The funeral procession began to move off before he came within fifty yards. When he saw it move, another thought came to him. Whose house was it? It must, yes it must, be one of three. And one of the three belonged to Ethel's father. To-morrow it would cease to be Ethel's. He quickened his pace for a moment, and then suddenly stopped. He turned very pale. It would cease to be Ethel's home to-morrow. He repeated that twice. For he knew now which house it was. The last carriage was just ahead of that one house. The door was open and inside were the servants dressed in black. He stopped again and caught hold of the railings.

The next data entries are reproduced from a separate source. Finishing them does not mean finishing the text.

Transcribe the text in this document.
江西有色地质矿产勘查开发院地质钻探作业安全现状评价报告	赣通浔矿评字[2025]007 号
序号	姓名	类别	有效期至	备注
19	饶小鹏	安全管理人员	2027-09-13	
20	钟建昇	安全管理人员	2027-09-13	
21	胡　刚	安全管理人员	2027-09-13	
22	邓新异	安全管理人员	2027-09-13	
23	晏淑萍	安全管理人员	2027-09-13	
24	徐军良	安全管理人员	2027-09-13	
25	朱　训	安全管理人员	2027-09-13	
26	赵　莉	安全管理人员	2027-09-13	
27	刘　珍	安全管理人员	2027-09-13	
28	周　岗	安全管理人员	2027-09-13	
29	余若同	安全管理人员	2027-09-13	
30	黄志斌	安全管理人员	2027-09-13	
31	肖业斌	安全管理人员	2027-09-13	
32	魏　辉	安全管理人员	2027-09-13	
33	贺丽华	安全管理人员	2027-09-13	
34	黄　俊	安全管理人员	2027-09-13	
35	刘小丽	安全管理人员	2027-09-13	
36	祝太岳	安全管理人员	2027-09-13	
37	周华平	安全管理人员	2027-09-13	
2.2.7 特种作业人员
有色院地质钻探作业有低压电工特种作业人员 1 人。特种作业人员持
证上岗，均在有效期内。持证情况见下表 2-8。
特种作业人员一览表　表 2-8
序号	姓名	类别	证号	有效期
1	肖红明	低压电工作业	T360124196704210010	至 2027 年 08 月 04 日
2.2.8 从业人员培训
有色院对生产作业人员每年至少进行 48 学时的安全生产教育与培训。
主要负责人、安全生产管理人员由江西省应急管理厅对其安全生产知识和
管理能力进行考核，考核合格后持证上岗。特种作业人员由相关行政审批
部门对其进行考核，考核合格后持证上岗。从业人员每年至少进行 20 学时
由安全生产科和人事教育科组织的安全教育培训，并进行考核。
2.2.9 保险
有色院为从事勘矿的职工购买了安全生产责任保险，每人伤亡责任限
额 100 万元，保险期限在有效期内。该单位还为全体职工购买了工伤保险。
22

But surely, he said, he was a fool. There was Ethel's father, and her mother, and her brothers, and her younger sisters to die. So he plucked up heart, and ran into the house door. One of the girls there knew him, and screamed.
"Good God! Mr. Lane!" she said and the others fell back.
"Who's dead?" asked Ted, with dry lips and an ashy face. And they did not answer. He prayed it might be all the world but one.
"Who's dead, damn you?" said he, and caught the servant by the wrist.
And he knew before she answered.
"Oh sir, sir, it's poor Miss Ethel." And he ran out into the road after the funeral procession.
He came up ahead of the hearse and dropped in the muddy road insensible. They took him back into the house, which had ceased to be his love's home five bitter days before this home-coming.
And all that he had of her was a pile of letters. The last was only two words. "Good-bye, my dear, my dear." It was scrawled an hour before she died.